Question

In the electrolysis of aqueous sodium chloride solution which of the half cell reaction will occur at anode?

Options

• \[\ce{Na+ (aq) + e- -> Na (s); E^{Θ}_{cell} = - 2.71V}\]

• \[\ce{2H2O (l) -> O2(g) + 4H+ (aq) + 4e^- ; E^{Θ}_{cell} = 1.23V}\]

• \[\ce{H^+ (aq) + e^- -> 1/2 H2 (g); E^{Θ}_{cell} = 0.00V}\]
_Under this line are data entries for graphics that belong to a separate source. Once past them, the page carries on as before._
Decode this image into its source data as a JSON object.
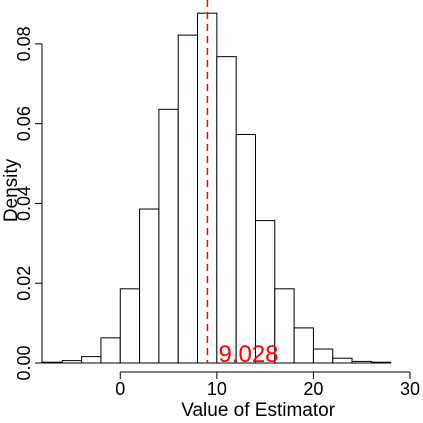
{
  "chart_data": {
    "type": "histogram",
    "xlabel": "Value of Estimator",
    "ylabel": "Density",
    "xlim": [
      -8,
      30
    ],
    "ylim": [
      0,
      0.089
    ],
    "x_ticks": [
      0,
      10,
      20,
      30
    ],
    "y_ticks": [
      0.0,
      0.02,
      0.04,
      0.06,
      0.08
    ],
    "y_tick_labels": [
      "0.00",
      "0.02",
      "0.04",
      "0.06",
      "0.08"
    ],
    "bin_width": 2,
    "bins": [
      {
        "start": -8,
        "end": -6,
        "density": 0.0002
      },
      {
        "start": -6,
        "end": -4,
        "density": 0.0006
      },
      {
        "start": -4,
        "end": -2,
        "density": 0.0016
      },
      {
        "start": -2,
        "end": 0,
        "density": 0.0063
      },
      {
        "start": 0,
        "end": 2,
        "density": 0.0186
      },
      {
        "start": 2,
        "end": 4,
        "density": 0.0386
      },
      {
        "start": 4,
        "end": 6,
        "density": 0.0636
      },
      {
        "start": 6,
        "end": 8,
        "density": 0.0822
      },
      {
        "start": 8,
        "end": 10,
        "density": 0.0877
      },
      {
        "start": 10,
        "end": 12,
        "density": 0.0768
      },
      {
        "start": 12,
        "end": 14,
        "density": 0.0573
      },
      {
        "start": 14,
        "end": 16,
        "density": 0.0357
      },
      {
        "start": 16,
        "end": 18,
        "density": 0.0186
      },
      {
        "start": 18,
        "end": 20,
        "density": 0.0088
      },
      {
        "start": 20,
        "end": 22,
        "density": 0.0035
      },
      {
        "start": 22,
        "end": 24,
        "density": 0.0012
      },
      {
        "start": 24,
        "end": 26,
        "density": 0.0004
      },
      {
        "start": 26,
        "end": 28,
        "density": 0.0002
      }
    ],
    "reference_line": {
      "x": 9.028,
      "label": "9.028",
      "color": "#ff0000",
      "style": "dashed"
    },
    "grid": false,
    "legend": "none"
  }
}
• \[\ce{Cl^- (aq) -> 1/2 Cl2 (g) + e^- ; E^{Θ}_{cell} = 1.36V}\]

Answer 1

\[\ce{Cl^- (aq) -> 1/2 Cl2 (g) + e^- ; E^{Θ}_{cell} = 1.36V}\]

Explanation:

During electrolysis of aqueous

\[\ce{NaCl -> Na^+ + Cl^-}\]

\[\ce{H2O -> H+ + OH-}\]

\[\ce{Na+ + e- -> Na (E^{Θ}_{cell} = - 2.71V)}\]

\[\ce{H^+ e- -> 1/2 H2 E^{Θ}_{cell} = 0.00V}\]

At cathode,

\[\ce{H2O + e- -> 1/2 H2 + OH-}\]

At anode, two reactions are possible.

\[\ce{Cl^{-} -> 1/2 Cl2 + e- ; E^{Θ}_{cell} = 1.36V}\]

\[\ce{2H2O -> O2 + 4H+ + 4e- ; E^{Θ}_{cell} = 1.23V}\]